 Scarred For Life 

Discussion in 'Fan Fiction' started by -Radioactive-2, Dec 23, 2013.

  1. "I...I...love you..." I whispered in his ear.
    He suddenly backed away. "Claire, I'm sorry, I never thought of you that way... And your..."
    He looked at the horrid scar that took up most of my face.
    I felt sick to my stomach... I thought I had finally found a guy that liked me...

    I slapped him and ran away. Tears streamed down my face as I remembered the night that my life completely changed.

    It was a normal night, and I was planning a nice dinner with my ex-boyfriend.

    He came here early, and I could smell alcohol on his clothes. "Eric...." I said, "You're drunk.."

    He drunkly stumbled in and told me, "Why haven't you ever made love with me? You know I want it..."

    I gasped as he pinned me against the wall.

    "Eric!! Let me go or I'll call the police on you!!"

    He loosened up and I ran to the kitchen. I grabbed a phone but I didn't realize he was behind me. He grabbed me and I punched him in the face. "You little bitch....."

    He grabbed me and threw me on the floor. My head hit the counter, hard, and I screamed in pain. I looked up and saw a pan filled with boiling hot oil tip over and fall...

    Right on my face.
     
  2. Tell what you think guys ?
     
  3. o_O I want mooar! Bump, you should continue da story 
     
  4. Hm. You should continue.
     
  5. It's moving pretty fast, but I think it's good. Carry on.
     
  6. "I never meant to do it...." Eric told the detective, Mrs. Banks, "I was drunk... I barely remember what happened." His voice trailed off.

    She had no words. All she did was put down pictures of the burned down house and Claire's face. "Look at these. This should help."

    Eric sobbed as he looked through the pictures, and his tears seemed to blur reality, showing him what he did the night before.

    He was out partying with friends. He knew he shouldn't have, but he did. He drank way too much. Then it starts to be harder to remember. He sees Claire, he sees her burn, and then he watches as the house burns down around him.

    He calls for the detective to come back into the house. "Can I see her...?" He asked.

    "There's nothing left for you to see. She's in a very bad state, she's barely alive, a vegetable. And she's covered in bandages." The detective walked around the room.

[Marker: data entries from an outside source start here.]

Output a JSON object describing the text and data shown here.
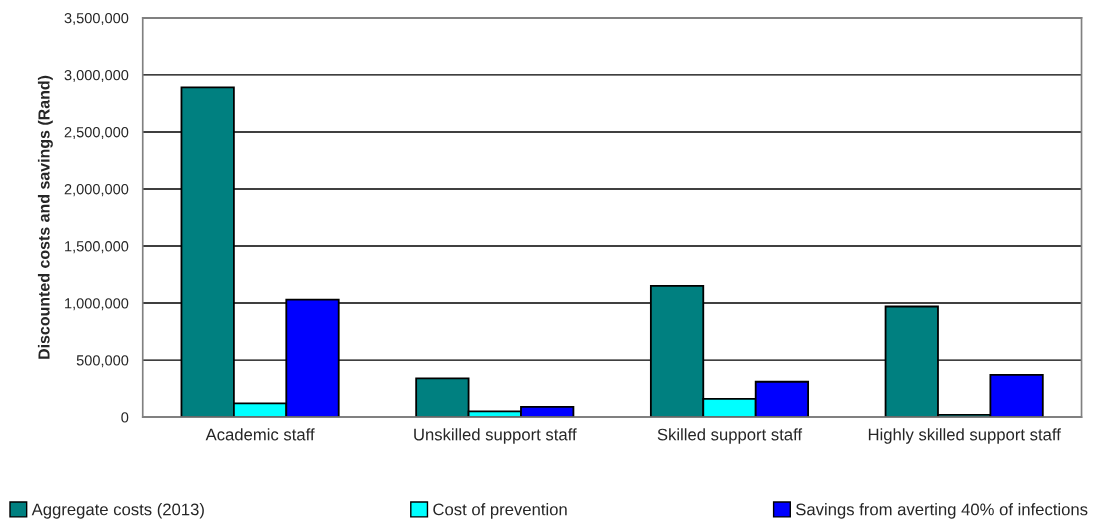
{
  "chart_data": {
    "type": "bar",
    "ylabel": "Discounted costs and savings (Rand)",
    "categories": [
      "Academic staff",
      "Unskilled support staff",
      "Skilled support staff",
      "Highly skilled support staff"
    ],
    "series": [
      {
        "name": "Aggregate costs (2013)",
        "color": "#008080",
        "values": [
          2890000,
          340000,
          1150000,
          970000
        ]
      },
      {
        "name": "Cost of prevention",
        "color": "#00ffff",
        "values": [
          120000,
          50000,
          160000,
          20000
        ]
      },
      {
        "name": "Savings from averting 40% of infections",
        "color": "#0000ff",
        "values": [
          1030000,
          90000,
          310000,
          370000
        ]
      }
    ],
    "ylim": [
      0,
      3500000
    ],
    "yticks": [
      0,
      {
        "value": 500000,
        "label": "500,000"
      },
      {
        "value": 1000000,
        "label": "1,000,000"
      },
      {
        "value": 1500000,
        "label": "1,500,000"
      },
      {
        "value": 2000000,
        "label": "2,000,000"
      },
      {
        "value": 2500000,
        "label": "2,500,000"
      },
      {
        "value": 3000000,
        "label": "3,000,000"
      },
      {
        "value": 3500000,
        "label": "3,500,000"
      }
    ],
    "grid": "y",
    "legend": "bottom"
  }
}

    "I doubt she's even want to see you right, if she was awake." The detective rudely told him.
     
  7. If the dialogue normally ends in a period, and a dialogue tag comes after it, it should end in a period and the next word should be lowercase if it's not a proper noun.
    Wrong "I like cookies." She said.
    Right.✅ "I like cookies," she said.

    Also, you switched tenses, and I would recommend adding detail. Keep going; it's not bad so far.
     
  8. Sorry  I haven't written in a LOOOOOONG time and I forgot some rules 
     
  9. Wall me when update i want moreee
     
  10. I will update later today or after Christmas ? depends on how bored I am  it's just that there's a lot going on and stuff 
     
  11. Keep going. I agree it's moving pretty fast. More description. But it's a good story.  Wall me when you update.